In a paper written under the MISOC programme 2014- 2019, Infant health and longevity: Evidence from a historical intervention in Sweden. Journal of the European Economic Association, October 2017, the authors show that this simple low-cost intervention met its target insofar as it led to better infant health reflected in lower infant mortality. They also show that it exceeded its target, leading to higher life expectancy, resulting from a lower risk of death from cancer, cardiovascular disease and infection after the age of 50.

In a recent paperInfant health, cognitive performance and earnings: Evidence from inception of the welfare state in Sweden, forthcoming, Review of Economics and Statistics, they show that the infant health programme led to higher cognitive attainment in primary school. This is in line with biomedical evidence that nutrition (net of infection) in the first year of life can influence brain development. Boys and girls benefited. Boys did uniformly better. Among girls, the top of the test score distribution shifted outwards. This left its trace. Entry to secondary school was rationed and competitive (there weren’t enough schools at the time). As the intervention led to girls becoming more competitive, the intervention led to an increase in secondary schooling among girls, but not boys.
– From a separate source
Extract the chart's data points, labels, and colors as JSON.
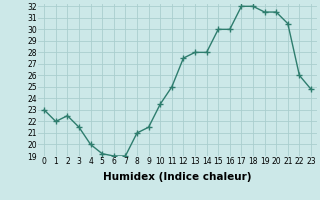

Tracking the intervention cohorts further over time, they find that girls exposed to the health intervention grew up to be more likely to work, and they earned more but boys did not (everything is relative to a statistically valid control group of individuals who were not exposed to the intervention). Digging deeper they establish that in tandem with these cohorts emerging on the labour market, the welfare state was growing rapidly and this created jobs for women more quickly than for men—as nurses, teachers, midwives. So, both their higher place in the skills distribution, and the better job opportunities led to women benefiting more from the infant health programme than men.

The results of this study illustrate (a) the substantial potential economic gains to investing in early childhood health, and (b) that access to higher education and a growing demand for skill are important to realizing this potential.